The repository has a few configured "batect tasks" which essentially all spin up docker or docker-compose for you and do things inside these containers.

Run ./batect --list-tasks to see the list of commands.

./batect launch_source_target for instance will launch two docker containers both with a local postgres database and seed the source database with initial data.

Batect automatically tears down & cleans up after the task finishes.

Run the project

  1. Launch the mock endpoints in a separate terminal window ./batect launch_source_target.

  2. Launch meltano with batect via ./batect melt. 2.1. Alternatively you can use your local meltano, installed with pip install meltano. (The mocks will still work.)

  3. Run meltano install to install the two plugins, the PostgreSQL loader & extractor as specified in the meltano.yml.

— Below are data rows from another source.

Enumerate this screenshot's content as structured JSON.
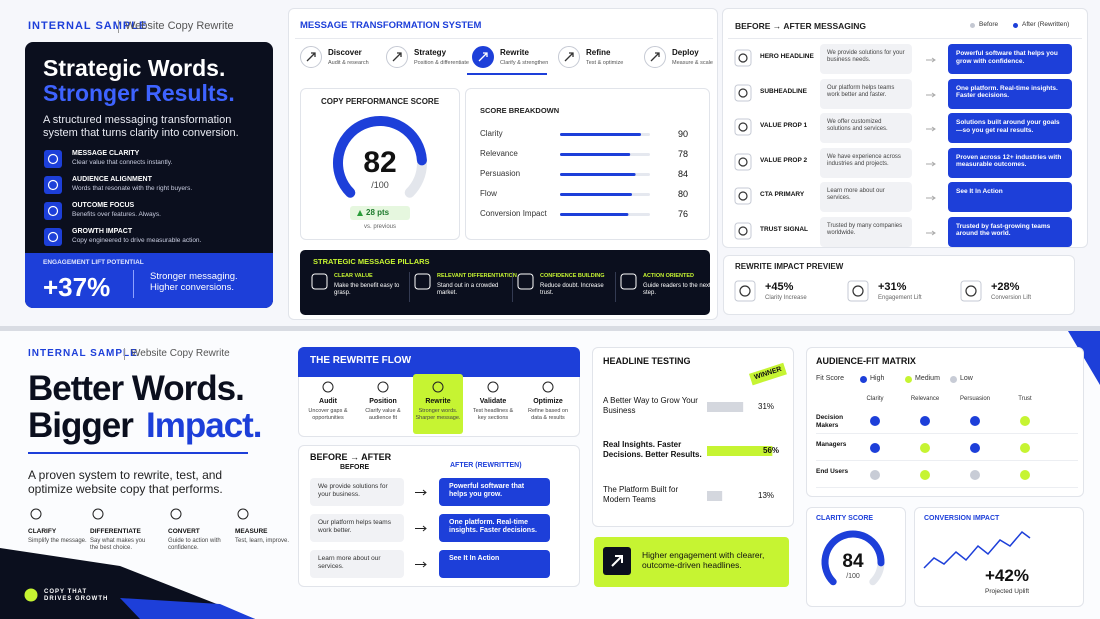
{
  "top": {
    "header": {
      "label": "INTERNAL SAMPLE",
      "sub": "Website Copy Rewrite"
    },
    "hero": {
      "title_1": "Strategic Words.",
      "title_2": "Stronger Results.",
      "description": "A structured messaging transformation system that turns clarity into conversion.",
      "features": [
        {
          "title": "MESSAGE CLARITY",
          "text": "Clear value that connects instantly."
        },
        {
          "title": "AUDIENCE ALIGNMENT",
          "text": "Words that resonate with the right buyers."
        },
        {
          "title": "OUTCOME FOCUS",
          "text": "Benefits over features. Always."
        },
        {
          "title": "GROWTH IMPACT",
          "text": "Copy engineered to drive measurable action."
        }
      ],
      "lift": {
        "label": "ENGAGEMENT LIFT POTENTIAL",
        "value": "+37%",
        "text": "Stronger messaging. Higher conversions."
      }
    },
    "system": {
      "title": "MESSAGE TRANSFORMATION SYSTEM",
      "steps": [
        {
          "title": "Discover",
          "text": "Audit & research"
        },
        {
          "title": "Strategy",
          "text": "Position & differentiate"
        },
        {
          "title": "Rewrite",
          "text": "Clarify & strengthen",
          "active": true
        },
        {
          "title": "Refine",
          "text": "Test & optimize"
        },
        {
          "title": "Deploy",
          "text": "Measure & scale"
        }
      ]
    },
    "score": {
      "title": "COPY PERFORMANCE SCORE",
      "value": 82,
      "max": {
        "value": 100,
        "label": "/100"
      },
      "change": "28 pts",
      "change_note": "vs. previous"
    },
    "breakdown": {
      "title": "SCORE BREAKDOWN",
      "xlim": [
        0,
        100
      ],
      "categories": [
        "Clarity",
        "Relevance",
        "Persuasion",
        "Flow",
        "Conversion Impact"
      ],
      "values": [
        90,
        78,
        84,
        80,
        76
      ]
    },
    "pillars": {
      "title": "STRATEGIC MESSAGE PILLARS",
      "items": [
        {
          "title": "CLEAR VALUE",
          "text": "Make the benefit easy to grasp."
        },
        {
          "title": "RELEVANT DIFFERENTIATION",
          "text": "Stand out in a crowded market."
        },
        {
          "title": "CONFIDENCE BUILDING",
          "text": "Reduce doubt. Increase trust."
        },
        {
          "title": "ACTION ORIENTED",
          "text": "Guide readers to the next step."
        }
      ]
    },
    "messaging": {
      "title": "BEFORE → AFTER MESSAGING",
      "legend": [
        {
          "name": "Before",
          "color": "#c4c8d2"
        },
        {
          "name": "After (Rewritten)",
          "color": "#1d3fd9"
        }
      ],
      "rows": [
        {
          "label": "HERO HEADLINE",
          "before": "We provide solutions for your business needs.",
          "after": "Powerful software that helps you grow with confidence."
        },
        {
          "label": "SUBHEADLINE",
          "before": "Our platform helps teams work better and faster.",
          "after": "One platform. Real-time insights. Faster decisions."
        },
        {
          "label": "VALUE PROP 1",
          "before": "We offer customized solutions and services.",
          "after": "Solutions built around your goals—so you get real results."
        },
        {
          "label": "VALUE PROP 2",
          "before": "We have experience across industries and projects.",
          "after": "Proven across 12+ industries with measurable outcomes."
        },
        {
          "label": "CTA PRIMARY",
          "before": "Learn more about our services.",
          "after": "See It In Action"
        },
        {
          "label": "TRUST SIGNAL",
          "before": "Trusted by many companies worldwide.",
          "after": "Trusted by fast-growing teams around the world."
        }
      ]
    },
    "impact": {
      "title": "REWRITE IMPACT PREVIEW",
      "items": [
        {
          "value": "+45%",
          "label": "Clarity Increase"
        },
        {
          "value": "+31%",
          "label": "Engagement Lift"
        },
        {
          "value": "+28%",
          "label": "Conversion Lift"
        }
      ]
    }
  },
  "bottom": {
    "header": {
      "label": "INTERNAL SAMPLE",
      "sub": "Website Copy Rewrite"
    },
    "hero": {
      "title_1": "Better Words.",
      "title_2a": "Bigger",
      "title_2b": "Impact.",
      "description": "A proven system to rewrite, test, and optimize website copy that performs.",
      "items": [
        {
          "title": "CLARIFY",
          "text": "Simplify the message."
        },
        {
          "title": "DIFFERENTIATE",
          "text": "Say what makes you the best choice."
        },
        {
          "title": "CONVERT",
          "text": "Guide to action with confidence."
        },
        {
          "title": "MEASURE",
          "text": "Test, learn, improve."
        }
      ],
      "badge": "COPY THAT DRIVES GROWTH"
    },
    "flow": {
      "title": "THE REWRITE FLOW",
      "steps": [
        {
          "title": "Audit",
          "text": "Uncover gaps & opportunities"
        },
        {
          "title": "Position",
          "text": "Clarify value & audience fit"
        },
        {
          "title": "Rewrite",
          "text": "Stronger words. Sharper message.",
          "active": true
        },
        {
          "title": "Validate",
          "text": "Test headlines & key sections"
        },
        {
          "title": "Optimize",
          "text": "Refine based on data & results"
        }
      ]
    },
    "before_after": {
      "title": "BEFORE → AFTER",
      "before_label": "BEFORE",
      "after_label": "AFTER (REWRITTEN)",
      "rows": [
        {
          "before": "We provide solutions for your business.",
          "after": "Powerful software that helps you grow."
        },
        {
          "before": "Our platform helps teams work better.",
          "after": "One platform. Real-time insights. Faster decisions."
        },
        {
          "before": "Learn more about our services.",
          "after": "See It In Action"
        }
      ]
    },
    "headline_testing": {
      "title": "HEADLINE TESTING",
      "badge": "WINNER",
      "xlim": [
        0,
        60
      ],
      "categories": [
        "A Better Way to Grow Your Business",
        "Real Insights. Faster Decisions. Better Results.",
        "The Platform Built for Modern Teams"
      ],
      "values": [
        31,
        56,
        13
      ],
      "value_labels": [
        "31%",
        "56%",
        "13%"
      ],
      "colors": [
        "#d4d7de",
        "#c6f432",
        "#d4d7de"
      ],
      "callout": "Higher engagement with clearer, outcome-driven headlines."
    },
    "matrix": {
      "title": "AUDIENCE-FIT MATRIX",
      "legend_title": "Fit Score",
      "levels": [
        {
          "name": "High",
          "color": "#1d3fd9"
        },
        {
          "name": "Medium",
          "color": "#c6f432"
        },
        {
          "name": "Low",
          "color": "#c8ccd6"
        }
      ],
      "columns": [
        "Clarity",
        "Relevance",
        "Persuasion",
        "Trust"
      ],
      "rows": [
        {
          "label": "Decision Makers",
          "values": [
            "High",
            "High",
            "High",
            "Medium"
          ]
        },
        {
          "label": "Managers",
          "values": [
            "High",
            "Medium",
            "High",
            "Medium"
          ]
        },
        {
          "label": "End Users",
          "values": [
            "Low",
            "Medium",
            "Low",
            "Medium"
          ]
        }
      ]
    },
    "clarity": {
      "title": "CLARITY SCORE",
      "value": 84,
      "max": {
        "value": 100,
        "label": "/100"
      }
    },
    "conversion": {
      "title": "CONVERSION IMPACT",
      "value": "+42%",
      "label": "Projected Uplift"
    }
  }
}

Here is an extract from the meltano.yml:

...
plugins:
  extractors:
  - name: tap-postgres
    variant: transferwise
    pip_url: pipelinewise-tap-postgres
    config:
      host: host.docker.internal
      port: 5433
      user: admin
      password: password
      dbname: demo_source
      default_replication_method: FULL_TABLE
    select:
      - public-raw_customers.* # select all three attributes from the public schema inside the raw_customers table. 
                              # use meltano select tap-postgres --list --all to view all selectable attributes

  loaders: 
  - name: target-postgres
    variant: transferwise
    pip_url: pipelinewise-target-postgres
    config:
      host: host.docker.internal
      port: 5432
      user: admin
      password: password
      dbname: demo_target
  1. Finally, run meltano run tap-postgres target-postgres to execute the extraction and loading.

  2. Check inside the local database afterwards to see that your data has arrived, use the connection data below.

(Note: it really is port 5432, port 5433 host the local source database, but we want to check that the data arrived in the target database!)

...
      host: localhost
      port: 5432
      user: admin
      password: password
      dbname: demo_target